Rivaliser avec l’expérience in-store ?
Alors que toutes les offres s’alignent, l’enjeu pour ces plateformes est aussi de créer de la préférence de marque. Côté quick commerce, Gorillas veut prendre de vitesse ses concurrents grâce à ses livreurs, tous salariés, qui sont considérés comme des ambassadeurs de la marque. Ils sont incentivés sur la qualité de la livraison, jaugée grâce aux questionnaires envoyés après chaque commande, plutôt que sur leur nombre. À défaut de pouvoir se distinguer sur les packagings, comme le font notamment des restaurateurs – comme Big Mamma et son Napoli Gang ou Rainbow Kitchen -, qui veulent valoriser le produit en créant la surprise chez le client au moment de l’ouverture, Gorillas surprend et améliore l’expérience client en multipliant les petites attentions. On peut citer par exemple des drapeaux et des kits de maquillage offerts pendant l’Euro de football ou les JO, ou encore la distribution gratuite de produits en fin de vie, des fruits et légumes aux pâtisseries. Sans oublier les fréquents échantillonnages réalisés dans le cadre d’opérations promotionnelles avec des marques nationales.

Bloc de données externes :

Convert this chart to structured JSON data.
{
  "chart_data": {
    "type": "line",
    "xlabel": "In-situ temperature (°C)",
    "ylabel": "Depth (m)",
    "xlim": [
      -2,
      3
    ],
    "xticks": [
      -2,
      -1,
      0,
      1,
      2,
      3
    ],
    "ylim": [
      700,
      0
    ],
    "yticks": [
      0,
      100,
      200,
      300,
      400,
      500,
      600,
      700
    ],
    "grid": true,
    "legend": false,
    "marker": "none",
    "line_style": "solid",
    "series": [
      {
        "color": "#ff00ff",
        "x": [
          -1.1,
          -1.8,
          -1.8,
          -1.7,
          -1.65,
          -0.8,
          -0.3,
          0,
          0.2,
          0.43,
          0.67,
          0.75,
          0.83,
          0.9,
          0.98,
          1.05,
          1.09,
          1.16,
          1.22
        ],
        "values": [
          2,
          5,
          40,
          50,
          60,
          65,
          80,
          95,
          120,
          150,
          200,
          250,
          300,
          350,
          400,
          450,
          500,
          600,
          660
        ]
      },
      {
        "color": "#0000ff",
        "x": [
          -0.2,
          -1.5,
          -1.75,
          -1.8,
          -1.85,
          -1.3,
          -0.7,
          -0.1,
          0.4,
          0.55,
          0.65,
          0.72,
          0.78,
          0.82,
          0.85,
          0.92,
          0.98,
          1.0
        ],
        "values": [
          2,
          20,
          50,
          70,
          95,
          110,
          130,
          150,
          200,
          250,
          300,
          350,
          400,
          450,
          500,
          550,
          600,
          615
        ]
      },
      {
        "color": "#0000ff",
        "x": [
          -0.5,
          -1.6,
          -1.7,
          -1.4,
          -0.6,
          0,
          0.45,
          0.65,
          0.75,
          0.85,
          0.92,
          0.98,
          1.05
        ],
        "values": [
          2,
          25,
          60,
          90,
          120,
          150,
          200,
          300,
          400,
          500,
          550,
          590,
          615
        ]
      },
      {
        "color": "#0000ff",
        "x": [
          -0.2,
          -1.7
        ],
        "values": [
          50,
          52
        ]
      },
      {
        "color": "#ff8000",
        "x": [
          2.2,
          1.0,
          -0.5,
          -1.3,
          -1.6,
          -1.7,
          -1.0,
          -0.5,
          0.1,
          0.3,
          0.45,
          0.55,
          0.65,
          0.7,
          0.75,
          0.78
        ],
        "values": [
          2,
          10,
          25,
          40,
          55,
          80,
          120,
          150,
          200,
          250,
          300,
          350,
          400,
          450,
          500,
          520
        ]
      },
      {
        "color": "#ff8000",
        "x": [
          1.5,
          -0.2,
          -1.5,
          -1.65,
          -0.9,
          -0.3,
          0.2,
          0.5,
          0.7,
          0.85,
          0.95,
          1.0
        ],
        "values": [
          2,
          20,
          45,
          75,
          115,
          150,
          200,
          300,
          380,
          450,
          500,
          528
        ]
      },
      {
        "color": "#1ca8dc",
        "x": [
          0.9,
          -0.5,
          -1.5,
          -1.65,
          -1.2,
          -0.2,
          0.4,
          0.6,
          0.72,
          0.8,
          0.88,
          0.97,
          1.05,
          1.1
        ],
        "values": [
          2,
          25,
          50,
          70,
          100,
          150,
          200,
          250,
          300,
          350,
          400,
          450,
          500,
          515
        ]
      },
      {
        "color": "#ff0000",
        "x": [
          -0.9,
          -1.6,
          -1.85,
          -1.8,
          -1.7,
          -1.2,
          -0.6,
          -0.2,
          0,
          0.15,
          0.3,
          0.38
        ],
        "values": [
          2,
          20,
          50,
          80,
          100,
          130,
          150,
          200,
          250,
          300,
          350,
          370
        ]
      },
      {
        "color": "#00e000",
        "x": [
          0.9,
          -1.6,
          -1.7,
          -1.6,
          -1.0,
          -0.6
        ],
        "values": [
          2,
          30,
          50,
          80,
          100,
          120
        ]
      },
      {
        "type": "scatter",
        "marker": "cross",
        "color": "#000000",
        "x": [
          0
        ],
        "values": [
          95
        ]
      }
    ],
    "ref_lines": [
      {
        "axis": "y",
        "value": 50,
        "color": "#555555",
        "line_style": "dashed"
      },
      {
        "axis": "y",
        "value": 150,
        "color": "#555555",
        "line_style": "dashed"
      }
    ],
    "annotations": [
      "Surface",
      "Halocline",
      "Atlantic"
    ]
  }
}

Et pour provoquer les achats d’impulsion, le service propose des sélections de produits, à l’instar de certaines enseignes partenaires d’Uber Eats ou de Deliveroo : apéritif, petit-déjeuner, barbecue ou encore sélection de glaces lors des fortes chaleurs. À l’avenir, ces services pourront aller plus loin en intégrant des modules de suggestion de produits, afin de permettre au client de constituer rapidement des recettes de repas complètes. Enfin, c’est grâce aux contenus que les solutions de livraison peuvent se distinguer : tout comme les enseignes misent sur des » sas apprenants » pour réinventer l’expérience en magasin, les pure players peuvent s’appuyer sur la demande de transparence venant des consommateurs pour expliquer leur process ou la provenance de leurs produits. Un levier dont s’est emparé Mon-Marché.fr : » Sur les réseaux ou via nos newsletters, nous communiquons beaucoup sur les normes HVE comme une alternative au bio. Nos clients peuvent scanner nos produits pour savoir où ils ont poussé. Enfin, nous avons aussi pris la parole pour aider les producteurs lors des épisodes de gel « , explique Gilles Raison, qui n’exclut pas un jour d’ouvrir un espace physique pour donner corps à cette démarche pédagogique et mettre en relation consommateurs et producteurs. Au printemps, un premier essai avait été mené à Paris, avec le passage d’un tracteur et d’une remorque place de l’Hôtel de Ville, place des Vosges ou encore à Boulogne- Billancourt. Au total, Mon-Marché.fr a distribué 3 tonnes de tomates et 1 tonne de cerises à quelque 4 000 Franciliens… en attendant, là encore, de prochaines initiatives similaires dans tout l’Hexagone ?
MAJ 06/09/21 : Depuis l’écriture de cet article, l’enseigne Carrefour a pris une participation au sein du Français Cajoo, qui a levé 40 millions d’euros, tandis que le britannique Dija était racheté par l’américain GoPuff. Le russe Yango Deli et le britannique Zapp se sont aussi implantés à Paris.